Moreover, several professional societies suggested that the decision to transfuse a specific patient should take into consideration many factors other than specific haemoglobin concentration [
26‐
29]. While the American College of Physicians suggested that even in a symptomatic patient, one unit transfusion may be sufficient, recent guidelines by the British Committee for standard in haematology recommended that if otherwise stable, two units of red cells should be transfused [
27‐
29]. However, the goal of transfusion can be achieved in certain instances with a single unit of blood transfusion with an interim assessment to determine the need for second unit. Therefore, the need for the well established practice of two unit transfusion regardless of the level of anaemia is questionable.

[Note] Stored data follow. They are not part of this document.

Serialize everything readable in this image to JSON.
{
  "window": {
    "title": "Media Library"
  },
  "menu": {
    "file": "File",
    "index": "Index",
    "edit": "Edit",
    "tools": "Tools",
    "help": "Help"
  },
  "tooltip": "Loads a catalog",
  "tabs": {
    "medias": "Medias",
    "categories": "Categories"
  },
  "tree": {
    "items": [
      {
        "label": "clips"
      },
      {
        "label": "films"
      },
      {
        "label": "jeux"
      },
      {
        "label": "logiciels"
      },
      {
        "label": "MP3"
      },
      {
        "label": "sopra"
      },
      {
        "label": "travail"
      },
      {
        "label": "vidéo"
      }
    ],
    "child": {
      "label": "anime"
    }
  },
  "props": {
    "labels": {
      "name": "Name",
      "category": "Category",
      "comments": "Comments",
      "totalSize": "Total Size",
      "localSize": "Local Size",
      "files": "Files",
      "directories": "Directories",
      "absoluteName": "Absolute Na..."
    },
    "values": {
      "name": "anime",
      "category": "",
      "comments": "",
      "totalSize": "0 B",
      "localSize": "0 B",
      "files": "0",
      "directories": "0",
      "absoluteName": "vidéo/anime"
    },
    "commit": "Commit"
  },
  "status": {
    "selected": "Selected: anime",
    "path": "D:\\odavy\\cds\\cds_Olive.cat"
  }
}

The short duration of this study and its cross sectional nature are significant limitations as it might not reflect long term practice and trends and certainly could not assess the long term effect of blood transfusion policy on subsequent health of the subjects [
30]
Since only 89 of all 654 units cross-matched blood was used, this gave a cross match transfusion ratio of 7.4:1. It also indicated that only 12.5% of cross-matched blood was used. The cross-match transfusion ratio is a method of evaluating the efficiency of blood bank ordering practice [
17]. The cost of cross-matching a unit of blood in our facility is three thousand naira (#3000:00 = 20 USD) and the cost of cross-matching for the unused 565 units of blood is #1,695,000 (11,300 USD). This amount represents a large wasteful financial expenditure and possibly waste products if the blood was not returned on time before denaturation sets in. Current literature advocates type and screen as a safe alternative to pre-operative type and cross-match for procedures requiring less than one unit per case [
31]. Advocates of pre-operative type and screen policy for obstetric procedures claimed substantial savings as a result, suggesting that this policy could substantially reduce cost without harm to the patient. This policy change includes defining criteria for cross-matching patients with high risk for bleeding as listed earlier from identified risk factors for transfusion.
However, if the clinical circumstances of a low risk patient who initially had a hold clot order changes putting the patient at high risk, the blood bank is notified immediately. With this approach, delay in rendering care regarding transfusion need not arise as blood group O rhesus negative cross-matched blood could be given in the interim pending the availability of fully cross-matched blood.
It is desirable to revisit the blood banking order with respect to rational blood use and reservation for caesarian section. In the absence of significant risk factors for haemorrhage, routine pre-operative type and cross-match does not enhance patient's care, substantially increase cost and should be eliminated [
32]. However, hold clot order for low risk patients, availability of blood group O rhesus negative cross-matched blood in a mini-blood bank attached to the obstetrics unit and careful categorization with cross-matched blood for high risks are viable alternatives that reduce cost and make utilization of scarce resources efficient.
Competing interests
The authors declare that they have no competing interests.
Authors' contributions
OIA conceived the study and participated in its design and co-ordinated the data collection, analysis and wrote the first draft of the paper. AOF, AOT, KAR, YAO and CAO participated in the study design, data collection, analysis and helped to draft the manuscript. All authors read and approved the final manuscript.